I will try to reproduce with more debug log enabled.

Packages:
python-cephfs-10.1.1-1.el7cp.x86_64
ceph-selinux-10.1.1-1.el7cp.x86_64
ceph-mon-10.1.1-1.el7cp.x86_64
ceph-base-10.1.1-1.el7cp.x86_64
ceph-10.1.1-1.el7cp.x86_64
ceph-release-1-1.el7.noarch
libcephfs1-10.1.1-1.el7cp.x86_64
ceph-osd-10.1.1-1.el7cp.x86_64
ceph-common-10.1.1-1.el7cp.x86_64
ceph-mds-10.1.1-1.el7cp.x86_64

Selinux is permissive on all the Nodes.

Comment 3 Samuel Just 2016-04-14 16:19:56 UTC

There are several things that can cause this:
1) If a thread on an OSD hangs for long enough (on an filesystem call, for example), the OSD can be reported as down.  If it recovers quickly enough, you'll see a "wrongly marked down" message.
2) If networking is flaky between the nodes, nodes might mark each other down while the heartbeats are failing.

1. is usually the culprit.  On what hardware is this happening?

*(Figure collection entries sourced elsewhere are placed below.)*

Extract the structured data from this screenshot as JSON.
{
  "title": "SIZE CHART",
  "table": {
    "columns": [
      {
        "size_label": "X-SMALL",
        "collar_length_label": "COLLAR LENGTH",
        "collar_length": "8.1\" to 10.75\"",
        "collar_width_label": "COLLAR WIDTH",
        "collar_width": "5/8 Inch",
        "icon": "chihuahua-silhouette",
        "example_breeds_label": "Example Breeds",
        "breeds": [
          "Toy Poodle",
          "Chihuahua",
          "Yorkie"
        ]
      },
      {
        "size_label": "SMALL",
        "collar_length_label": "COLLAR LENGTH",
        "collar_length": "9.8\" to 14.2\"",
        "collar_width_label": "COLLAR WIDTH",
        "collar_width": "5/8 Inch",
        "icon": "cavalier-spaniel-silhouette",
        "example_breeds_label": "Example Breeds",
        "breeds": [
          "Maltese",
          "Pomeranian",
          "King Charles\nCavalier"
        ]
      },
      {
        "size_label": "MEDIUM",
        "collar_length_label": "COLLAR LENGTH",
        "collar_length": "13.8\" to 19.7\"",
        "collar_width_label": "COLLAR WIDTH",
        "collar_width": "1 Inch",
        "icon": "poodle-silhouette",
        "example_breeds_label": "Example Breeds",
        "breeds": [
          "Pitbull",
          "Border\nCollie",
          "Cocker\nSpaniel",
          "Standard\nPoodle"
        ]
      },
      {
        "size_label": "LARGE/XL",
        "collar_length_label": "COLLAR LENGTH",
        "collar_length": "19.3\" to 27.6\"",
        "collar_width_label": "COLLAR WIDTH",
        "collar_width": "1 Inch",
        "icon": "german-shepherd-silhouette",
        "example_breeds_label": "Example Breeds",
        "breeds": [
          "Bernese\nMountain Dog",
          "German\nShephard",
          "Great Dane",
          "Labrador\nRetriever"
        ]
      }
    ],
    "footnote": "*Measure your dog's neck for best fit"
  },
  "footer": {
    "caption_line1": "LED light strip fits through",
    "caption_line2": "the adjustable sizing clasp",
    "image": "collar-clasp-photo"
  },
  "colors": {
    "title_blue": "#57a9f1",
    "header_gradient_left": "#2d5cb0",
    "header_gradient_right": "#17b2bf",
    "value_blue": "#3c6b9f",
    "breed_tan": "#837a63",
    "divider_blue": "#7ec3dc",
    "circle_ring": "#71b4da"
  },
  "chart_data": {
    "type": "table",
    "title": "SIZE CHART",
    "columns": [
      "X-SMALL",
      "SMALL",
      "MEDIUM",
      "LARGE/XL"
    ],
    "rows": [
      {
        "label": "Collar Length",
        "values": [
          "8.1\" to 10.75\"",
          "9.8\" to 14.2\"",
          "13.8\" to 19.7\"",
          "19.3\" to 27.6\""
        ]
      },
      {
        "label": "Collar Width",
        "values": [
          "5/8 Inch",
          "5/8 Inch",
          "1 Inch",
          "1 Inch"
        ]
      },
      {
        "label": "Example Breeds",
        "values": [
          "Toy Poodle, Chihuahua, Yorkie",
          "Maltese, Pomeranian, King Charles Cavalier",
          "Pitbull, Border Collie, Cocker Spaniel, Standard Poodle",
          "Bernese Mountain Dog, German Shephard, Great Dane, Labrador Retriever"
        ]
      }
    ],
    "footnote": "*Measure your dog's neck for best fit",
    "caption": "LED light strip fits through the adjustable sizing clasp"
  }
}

Comment 4 David Zafman 2016-04-14 18:23:25 UTC

You should confirm that the OSD is indeed getting marked out.  Because by default an OSD would have to be down for 5 minutes(mon_osd_down_out_interval) before a rebalance would even start.  So my guess is that there is a severe hardware (disk/network) problem or out of memory causing thrashing to swap.

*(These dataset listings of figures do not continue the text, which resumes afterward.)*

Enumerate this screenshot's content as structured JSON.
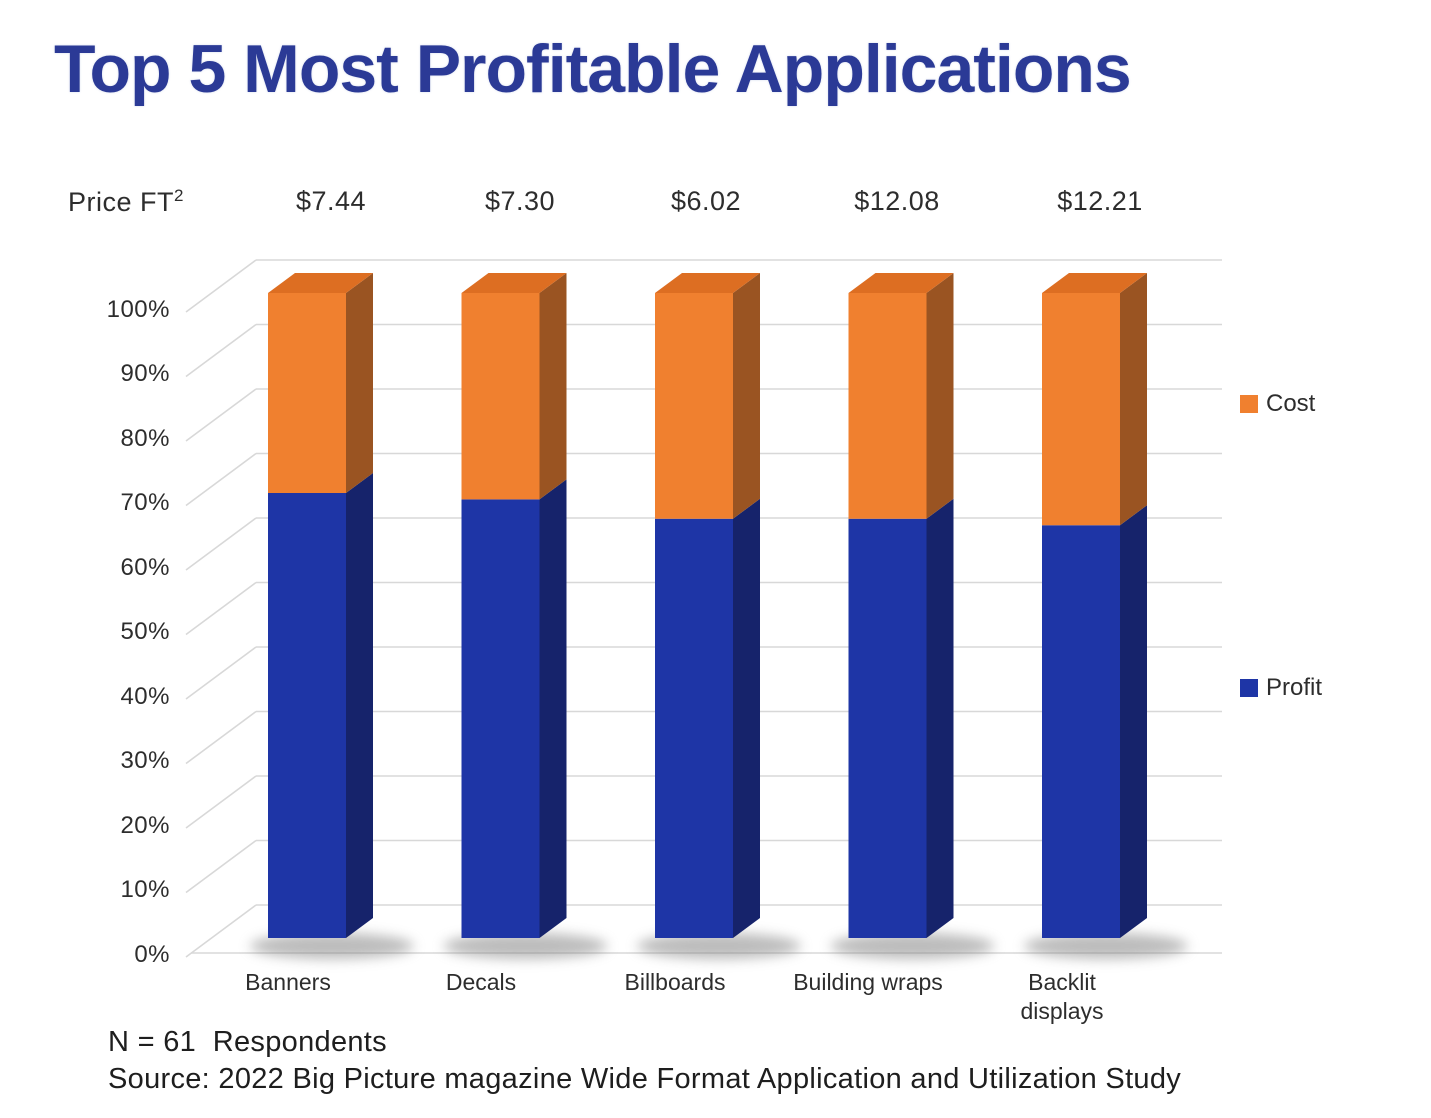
{
  "title": "Top 5 Most Profitable Applications",
  "price_row": {
    "label": "Price FT",
    "superscript": "2",
    "values": [
      "$7.44",
      "$7.30",
      "$6.02",
      "$12.08",
      "$12.21"
    ]
  },
  "chart_data": {
    "type": "bar",
    "variant": "3d-stacked-column",
    "stacked": true,
    "title": "Top 5 Most Profitable Applications",
    "categories": [
      "Banners",
      "Decals",
      "Billboards",
      "Building wraps",
      "Backlit displays"
    ],
    "series": [
      {
        "name": "Profit",
        "color": "#1E35A6",
        "values": [
          69,
          68,
          65,
          65,
          64
        ]
      },
      {
        "name": "Cost",
        "color": "#F0802F",
        "values": [
          31,
          32,
          35,
          35,
          36
        ]
      }
    ],
    "unit": "%",
    "price_per_ft2": [
      "$7.44",
      "$7.30",
      "$6.02",
      "$12.08",
      "$12.21"
    ],
    "y_ticks": [
      "0%",
      "10%",
      "20%",
      "30%",
      "40%",
      "50%",
      "60%",
      "70%",
      "80%",
      "90%",
      "100%"
    ],
    "ylim": [
      0,
      100
    ],
    "grid": true,
    "legend_position": "right"
  },
  "legend": {
    "items": [
      {
        "label": "Cost",
        "color": "#F0802F"
      },
      {
        "label": "Profit",
        "color": "#1E35A6"
      }
    ]
  },
  "footer": {
    "line1": "N = 61  Respondents",
    "line2": "Source: 2022 Big Picture magazine Wide Format Application and Utilization Study"
  },
  "colors": {
    "title": "#2B3A96",
    "text": "#2D2D2D",
    "grid": "#D8D8D8",
    "profit_front": "#1E35A6",
    "profit_side": "#16236B",
    "cost_front": "#F0802F",
    "cost_side": "#9A5422",
    "cost_top": "#DD6E22"
  }
}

Comment 5 Tanay Ganguly 2016-04-15 06:05:07 UTC

(In reply to Samuel Just from comment #3)
> There are several things that can cause this:
> 1) If a thread on an OSD hangs for long enough (on an filesystem call, for
> example), the OSD can be reported as down.  If it recovers quickly enough,
> you'll see a "wrongly marked down" message.

Ok, i am trying to reproduce it with more debug logs.

> 2) If networking is flaky between the nodes, nodes might mark each other
> down while the heartbeats are failing.

I don't think so, Network is good as this is hosted in Bangalore Lab and on the same machine i tested for 1.3.2

> 
> 1. is usually the culprit.  On what hardware is this happening?

Actually i have seen it in both Local Hardware (Bangalore Lab) as well as Magna servers.

Bangalore Machine Configuration:
128 G RAM
CPU 12 Cores
Intel(R) Xeon(R) CPU E5-2630 v3 @ 2.40GHz
Disk are 1.2 TB Drive with speed of 10k rpm sas

I doubt if hardware is an issue.

Comment 6 Samuel Just 2016-04-21 14:49:15 UTC

Marking as Need More Info until we get logs.

Comment 7 Tanay Ganguly 2016-05-04 07:49:29 UTC

Sam,
I am unable to reproduce this BUG again.

If i am able to reproduce it again, i will file a new one.
Till then i am closing this Bug